My work process with the artificial cores was to start small. I would make a shard of plutonium-238 and then immediately wrap it in diamond. The carbon in the diamond would contain alpha radiation and also absorb any loose neutrons. Then I would make a series of fuel cells with platinum coated electrodes. I had no idea what chemical to use for a proton exchange membrane so I was lucky I had found some complicated hydrocarbon chains in the wreckage of the core I exploded. I just remade that and with a bit of water it seemed to work pretty well. Platinum is an excellent catalyst for splitting water into parts. Then I would wrap the whole thing in layers of graphene until I could barely see the internal structures. Last I would try to fill the inside with hydrogen and oxygen. I thought that the whole process would just start after I finished but it turns out that I am missing something. It could be that the death mana produced by the shard is unaspected, just like when I first started out. There must be something within a core that allows it to apply an aspect to split water into hydrogen and oxygen.
I was taking a break from that mess of a project and sketching out another idea in my notebook. It occurred to me that Arin was using a lot of magic for relatively little effect. Oh sure, she was throwing out kilowatt class lasers but all that was coming from her reserves. She could only do about ten seconds total before being drained. And she had to muster the concentration to focus it into as narrow of a beam as possible. I think that there might be a way to leverage her magic with a bit of science.
“What’s your impression of Arin?” I asked Schrodinger.
He was curled in a ball in my blankets and was purring loudly.
“Yes, she’s nice but what else?” I asked.
“What kind of gift would she appreciate?”
Schrodinger started licking his coat.
“Yes, she has nice hair but I can’t exactly get her shampoo or conditioner.” I said. “She strikes me as more adventurous than that anyway.”
I turned the page around to show him what I was working on.
“What about this?” I asked.
On the page was a crude drawing of a longsword. I had included annotations for various features I could add to it like making it out of tungsten carbide or putting in a core of gallium nitride to amplify her lasers. Schrodinger paused his licking for a second before returning to his task with renewed gusto.
“Well what do you know anyway.” I said.
The design needed work, if I got the material flexibility wrong then cristal or the blade would just break the first time she used it.

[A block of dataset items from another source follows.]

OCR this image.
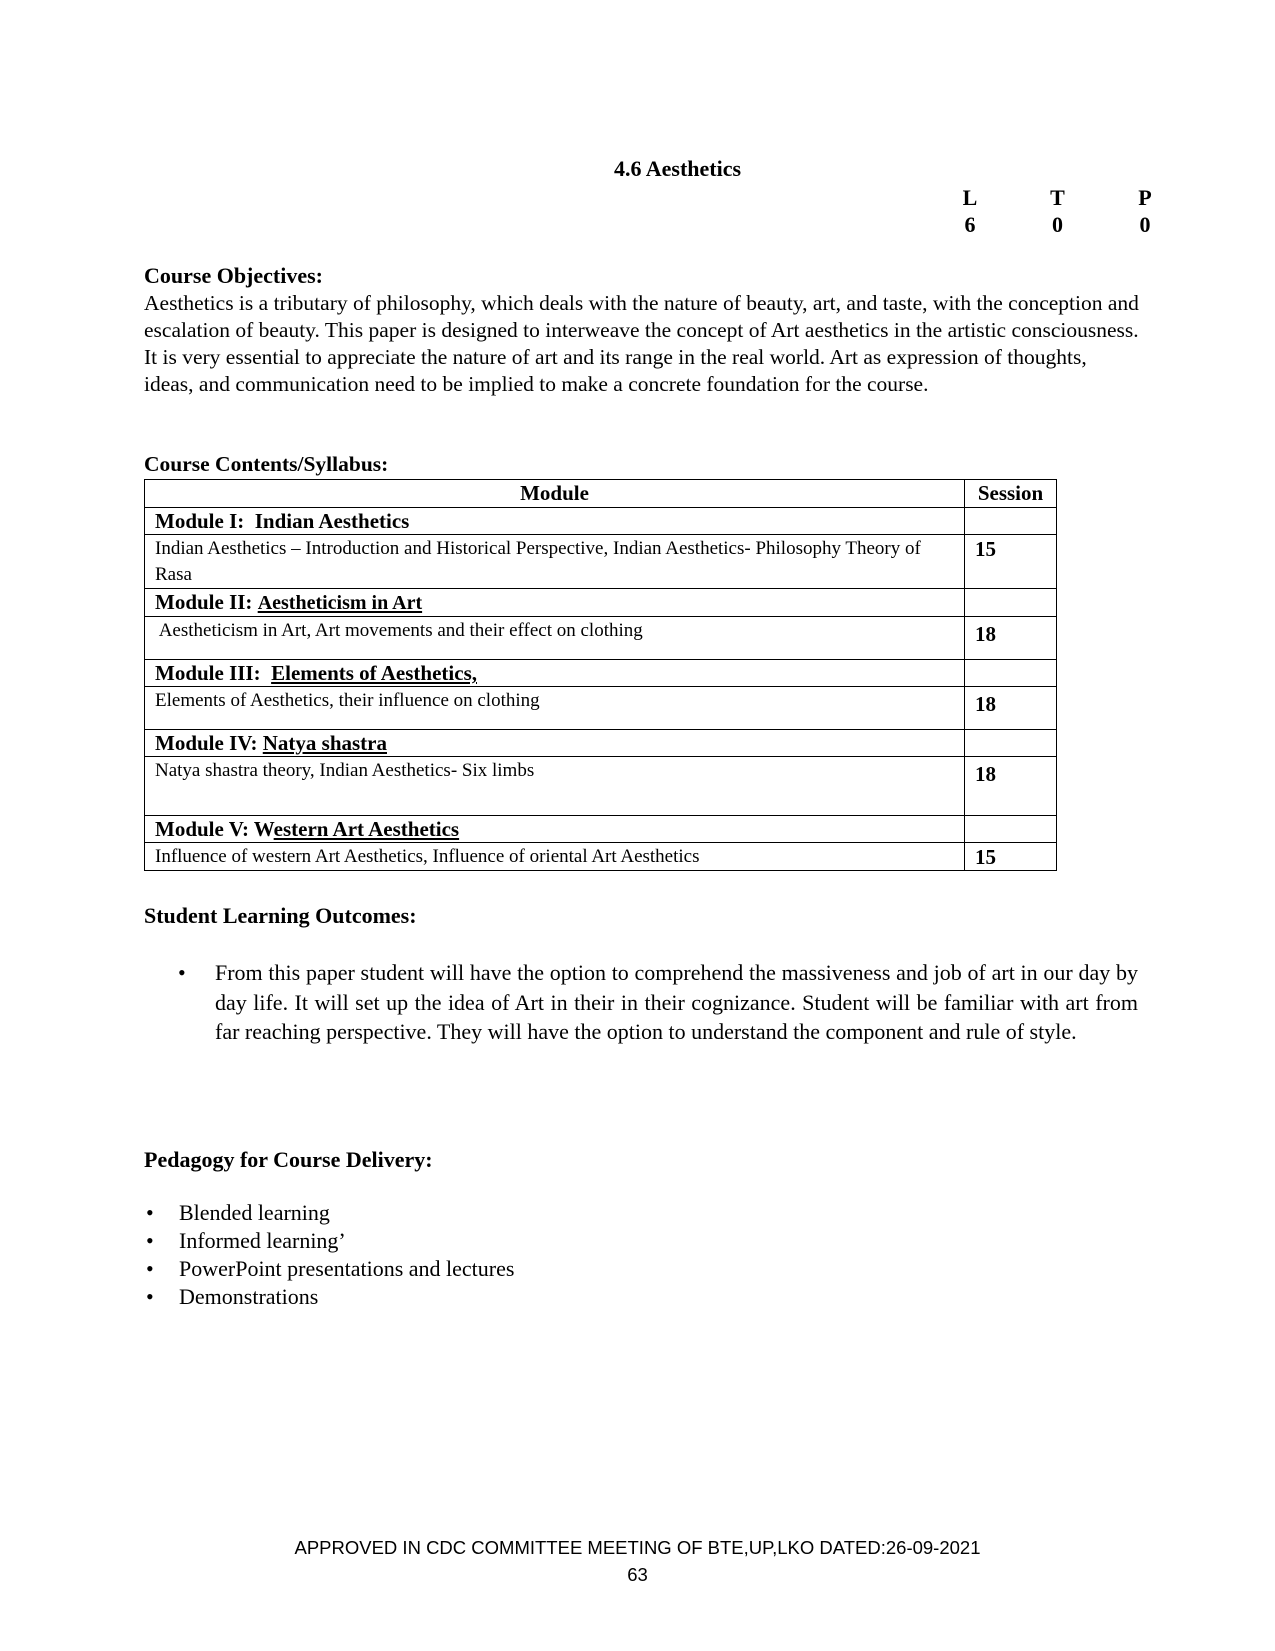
4.6 Aesthetics
L	T	P
6	0	0
Course Objectives:
Aesthetics is a tributary of philosophy, which deals with the nature of beauty, art, and taste, with the conception and escalation of beauty. This paper is designed to interweave the concept of Art aesthetics in the artistic consciousness. It is very essential to appreciate the nature of art and its range in the real world. Art as expression of thoughts, ideas, and communication need to be implied to make a concrete foundation for the course.
Course Contents/Syllabus:
Module	Session
Module I:  Indian Aesthetics	
Indian Aesthetics – Introduction and Historical Perspective, Indian Aesthetics- Philosophy Theory of Rasa	15
Module II: Aestheticism in Art	
Aestheticism in Art, Art movements and their effect on clothing	18
Module III:  Elements of Aesthetics,	
Elements of Aesthetics, their influence on clothing	18
Module IV: Natya shastra	
Natya shastra theory, Indian Aesthetics- Six limbs	18
Module V: Western Art Aesthetics	
Influence of western Art Aesthetics, Influence of oriental Art Aesthetics	15
Student Learning Outcomes:
• From this paper student will have the option to comprehend the massiveness and job of art in our day by day life. It will set up the idea of Art in their in their cognizance. Student will be familiar with art from far reaching perspective. They will have the option to understand the component and rule of style.
Pedagogy for Course Delivery:
• Blended learning
• Informed learning’
• PowerPoint presentations and lectures
• Demonstrations
APPROVED IN CDC COMMITTEE MEETING OF BTE,UP,LKO DATED:26-09-2021
63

Still, I wanted to give her something. There was a tradition of gift giving around the upcoming New Year’s Festival. Would it be too forward of me to give her something? As a friend of course. I would have to think about it. I put down the charcoal and stood.
“Well, I’ve procrastinated long enough.” I said. “You stay here friend,”
Then I picked up another light magic core. It was on the smaller end at the size of a marble. I really needed a better look at the internal structures of a core of I'm going to make one of my own. I am going to try and poke a hole in the pressure vessel so I can see what's inside. Again, I was totally going to blow myself up.